The global diabetes rate rises by about 50% in the last two decades, said a new study, as obesity and its health complications spread around the globe. If this is Ibola or MERS, the WHO or the CDC would be already be assembling rapid response team to contain it. But the danger lies in the complacency of global health leaders to contain.
Before it is mostly therRich countries have a prevalence of diabetes driven by an onset of obesity, in the past decades. Recently, poorer countries begun to follow suit, with upsurges from countries like China, India and Mexico.
On Monday a British Medical journal, The Lancet, published the study that reported a 45% rise in diabetes occurrence worldwide, from 1990 to 2013. Type 2 diabetes is associated with obesity affecting most people.
Death from chronic diseases like cancer and diabetes are on the rise, while, transmittable diseases like malaria and tuberculosis have declined, due to economic growth, which makes more people live longer, though governments of developing countries clamber to deal with new and expensive ways to treat the diseases.

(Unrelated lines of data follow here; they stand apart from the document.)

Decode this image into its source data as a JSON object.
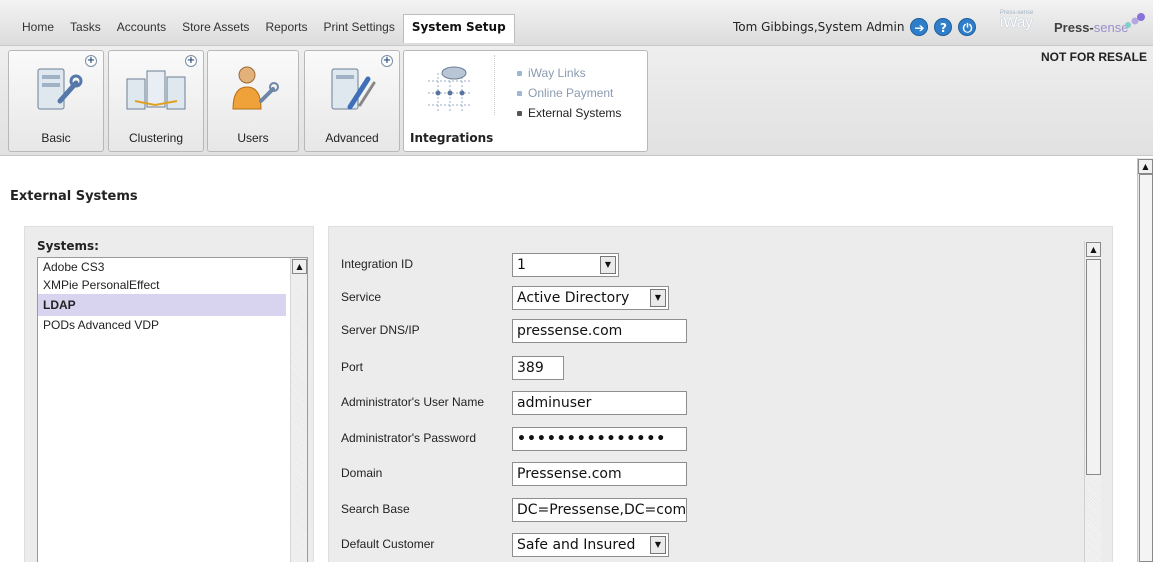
{
  "nav": {
    "items": [
      "Home",
      "Tasks",
      "Accounts",
      "Store Assets",
      "Reports",
      "Print Settings"
    ],
    "active": "System Setup"
  },
  "user": {
    "name": "Tom Gibbings,System Admin",
    "icons": [
      "logout-arrow-icon",
      "help-icon",
      "power-icon"
    ]
  },
  "brand": {
    "iway_small": "Press-sense",
    "iway": "iWay",
    "press": "Press",
    "sense": "sense",
    "not_for_resale": "NOT FOR RESALE",
    "accent_color": "#9c8fcc"
  },
  "ribbon": {
    "buttons": [
      {
        "label": "Basic",
        "icon": "server-wrench-icon"
      },
      {
        "label": "Clustering",
        "icon": "server-cluster-icon"
      },
      {
        "label": "Users",
        "icon": "user-wrench-icon"
      },
      {
        "label": "Advanced",
        "icon": "server-tools-icon"
      }
    ],
    "integrations": {
      "label": "Integrations",
      "icon": "network-plug-icon",
      "links": [
        "iWay Links",
        "Online Payment",
        "External Systems"
      ],
      "current": "External Systems"
    }
  },
  "page": {
    "title": "External Systems"
  },
  "systems": {
    "label": "Systems:",
    "items": [
      "Adobe CS3",
      "XMPie PersonalEffect",
      "LDAP",
      "PODs Advanced VDP"
    ],
    "selected": "LDAP"
  },
  "form": {
    "integration_id": {
      "label": "Integration ID",
      "value": "1"
    },
    "service": {
      "label": "Service",
      "value": "Active Directory"
    },
    "server": {
      "label": "Server DNS/IP",
      "value": "pressense.com"
    },
    "port": {
      "label": "Port",
      "value": "389"
    },
    "admin_user": {
      "label": "Administrator's User Name",
      "value": "adminuser"
    },
    "admin_password": {
      "label": "Administrator's Password",
      "value": "•••••••••••••••"
    },
    "domain": {
      "label": "Domain",
      "value": "Pressense.com"
    },
    "search_base": {
      "label": "Search Base",
      "value": "DC=Pressense,DC=com"
    },
    "default_customer": {
      "label": "Default Customer",
      "value": "Safe and Insured"
    }
  }
}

The study is funded by the Bill and Melinda Gates Foundation, led by a research group, the Institute for Health Metrics and Evaluation. It draws more than 35,000 data sources in 188 countries.

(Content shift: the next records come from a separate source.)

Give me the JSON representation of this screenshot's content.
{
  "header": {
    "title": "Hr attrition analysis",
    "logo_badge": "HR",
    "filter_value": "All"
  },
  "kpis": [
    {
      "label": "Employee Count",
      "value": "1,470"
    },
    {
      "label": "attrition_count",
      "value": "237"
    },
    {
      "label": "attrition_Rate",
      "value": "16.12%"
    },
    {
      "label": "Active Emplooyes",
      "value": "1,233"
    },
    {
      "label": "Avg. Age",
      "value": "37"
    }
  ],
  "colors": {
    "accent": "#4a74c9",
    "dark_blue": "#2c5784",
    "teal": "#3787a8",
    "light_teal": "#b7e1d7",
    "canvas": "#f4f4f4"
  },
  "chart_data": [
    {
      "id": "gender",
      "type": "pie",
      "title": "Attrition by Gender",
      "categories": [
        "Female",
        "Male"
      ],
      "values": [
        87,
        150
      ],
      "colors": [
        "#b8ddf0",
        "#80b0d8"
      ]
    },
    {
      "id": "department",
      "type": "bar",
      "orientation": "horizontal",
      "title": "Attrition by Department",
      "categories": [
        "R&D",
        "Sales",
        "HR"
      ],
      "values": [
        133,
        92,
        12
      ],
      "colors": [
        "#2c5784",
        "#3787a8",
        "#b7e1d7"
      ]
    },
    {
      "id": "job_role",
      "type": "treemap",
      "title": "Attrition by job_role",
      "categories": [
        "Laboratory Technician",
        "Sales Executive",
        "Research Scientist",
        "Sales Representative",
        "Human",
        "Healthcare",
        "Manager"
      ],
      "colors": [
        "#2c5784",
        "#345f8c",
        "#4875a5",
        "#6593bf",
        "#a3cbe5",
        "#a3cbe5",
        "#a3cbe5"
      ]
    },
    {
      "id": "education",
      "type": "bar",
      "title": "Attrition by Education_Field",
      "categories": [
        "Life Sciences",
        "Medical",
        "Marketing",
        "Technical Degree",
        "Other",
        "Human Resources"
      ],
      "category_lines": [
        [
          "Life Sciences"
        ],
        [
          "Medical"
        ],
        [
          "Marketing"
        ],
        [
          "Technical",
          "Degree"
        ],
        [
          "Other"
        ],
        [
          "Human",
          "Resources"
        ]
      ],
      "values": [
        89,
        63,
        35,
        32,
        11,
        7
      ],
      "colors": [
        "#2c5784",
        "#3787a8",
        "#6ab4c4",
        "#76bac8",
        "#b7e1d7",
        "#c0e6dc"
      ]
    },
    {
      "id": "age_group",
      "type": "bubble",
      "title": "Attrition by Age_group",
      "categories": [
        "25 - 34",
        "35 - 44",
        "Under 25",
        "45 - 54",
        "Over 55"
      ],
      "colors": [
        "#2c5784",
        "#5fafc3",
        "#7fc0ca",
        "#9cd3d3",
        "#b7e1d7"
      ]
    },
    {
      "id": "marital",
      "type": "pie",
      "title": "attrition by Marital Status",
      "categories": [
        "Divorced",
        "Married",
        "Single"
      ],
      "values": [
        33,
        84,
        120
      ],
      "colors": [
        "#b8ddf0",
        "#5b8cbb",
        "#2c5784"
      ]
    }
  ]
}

It discovered people living with disability have increased, a result of aging and growth in population, and the disability rate has dropped slightly, to 110 in every 1,000 people in 2013, from 114 in every 1,000 people in 1990.

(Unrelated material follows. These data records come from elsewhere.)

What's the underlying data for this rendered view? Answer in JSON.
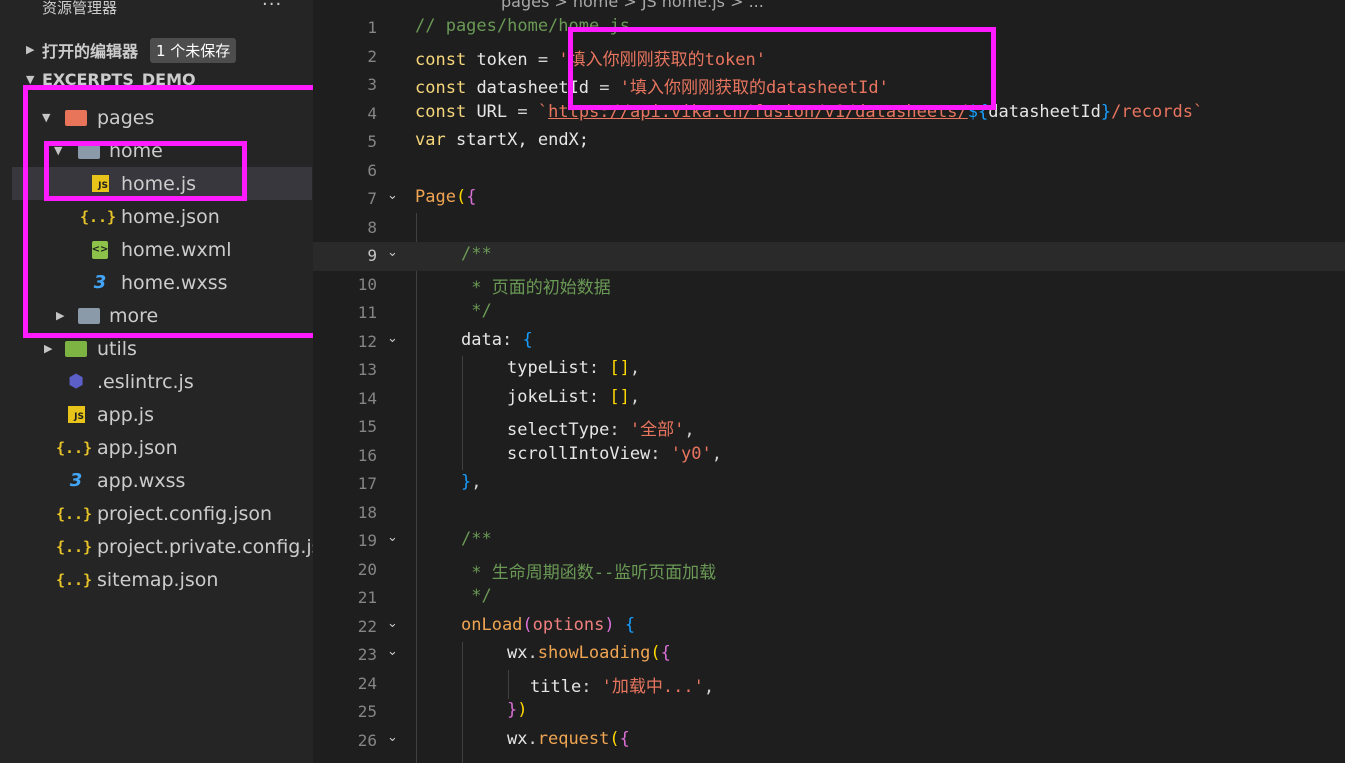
{
  "sidebar": {
    "title": "资源管理器",
    "more": "···",
    "open_editors": {
      "label": "打开的编辑器",
      "badge": "1 个未保存"
    },
    "project": "EXCERPTS_DEMO",
    "tree": [
      {
        "label": "pages"
      },
      {
        "label": "home"
      },
      {
        "label": "home.js"
      },
      {
        "label": "home.json"
      },
      {
        "label": "home.wxml"
      },
      {
        "label": "home.wxss"
      },
      {
        "label": "more"
      },
      {
        "label": "utils"
      },
      {
        "label": ".eslintrc.js"
      },
      {
        "label": "app.js"
      },
      {
        "label": "app.json"
      },
      {
        "label": "app.wxss"
      },
      {
        "label": "project.config.json"
      },
      {
        "label": "project.private.config.js..."
      },
      {
        "label": "sitemap.json"
      }
    ]
  },
  "editor": {
    "breadcrumb": "pages > home > JS home.js > ...",
    "lines": [
      {
        "n": "1"
      },
      {
        "n": "2"
      },
      {
        "n": "3"
      },
      {
        "n": "4"
      },
      {
        "n": "5"
      },
      {
        "n": "6"
      },
      {
        "n": "7"
      },
      {
        "n": "8"
      },
      {
        "n": "9"
      },
      {
        "n": "10"
      },
      {
        "n": "11"
      },
      {
        "n": "12"
      },
      {
        "n": "13"
      },
      {
        "n": "14"
      },
      {
        "n": "15"
      },
      {
        "n": "16"
      },
      {
        "n": "17"
      },
      {
        "n": "18"
      },
      {
        "n": "19"
      },
      {
        "n": "20"
      },
      {
        "n": "21"
      },
      {
        "n": "22"
      },
      {
        "n": "23"
      },
      {
        "n": "24"
      },
      {
        "n": "25"
      },
      {
        "n": "26"
      }
    ],
    "code": {
      "l1": "// pages/home/home.js",
      "l2_kw": "const",
      "l2_name": "token",
      "l2_str": "'填入你刚刚获取的token'",
      "l3_kw": "const",
      "l3_name": "datasheetId",
      "l3_str": "'填入你刚刚获取的datasheetId'",
      "l4_kw": "const",
      "l4_name": "URL",
      "l4_url": "https://api.vika.cn/fusion/v1/datasheets/",
      "l4_var": "datasheetId",
      "l4_tail": "/records",
      "l5_kw": "var",
      "l5_rest": "startX, endX;",
      "l7_fn": "Page",
      "l9": "/**",
      "l10": " * 页面的初始数据",
      "l11": " */",
      "l12_prop": "data",
      "l13_prop": "typeList",
      "l14_prop": "jokeList",
      "l15_prop": "selectType",
      "l15_str": "'全部'",
      "l16_prop": "scrollIntoView",
      "l16_str": "'y0'",
      "l19": "/**",
      "l20": " * 生命周期函数--监听页面加载",
      "l21": " */",
      "l22_fn": "onLoad",
      "l22_param": "options",
      "l23_obj": "wx",
      "l23_fn": "showLoading",
      "l24_prop": "title",
      "l24_str": "'加载中...'",
      "l26_obj": "wx",
      "l26_fn": "request"
    }
  },
  "colors": {
    "highlight": "#ff1aff",
    "string": "#e8755f",
    "comment": "#6a9955",
    "keyword": "#c586c0"
  },
  "icons": [
    "folder-icon",
    "js-file-icon",
    "json-file-icon",
    "wxml-file-icon",
    "wxss-file-icon",
    "eslint-icon",
    "chevron-right-icon",
    "chevron-down-icon",
    "fold-chevron-icon"
  ]
}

The top five disabilities are iron deficiency anemia, depression, lower back pain, iron deficiency anemia, loss of hearing due to aging and neck pain. Infectious diseases and diarrhea saw a decrease. But diabetes cases have increased, moving from No. 10 in 1990 to No. 7 in 2013.
A professor of global health at the institute, based in the University of Washington, Theo Vos noted, that while the prevalence of diabetes cases have increased, death rates from the disease substantially lowered. Diabetics are living longer, he said, partly because medical systems have made great strides in preventing people dying from its complications.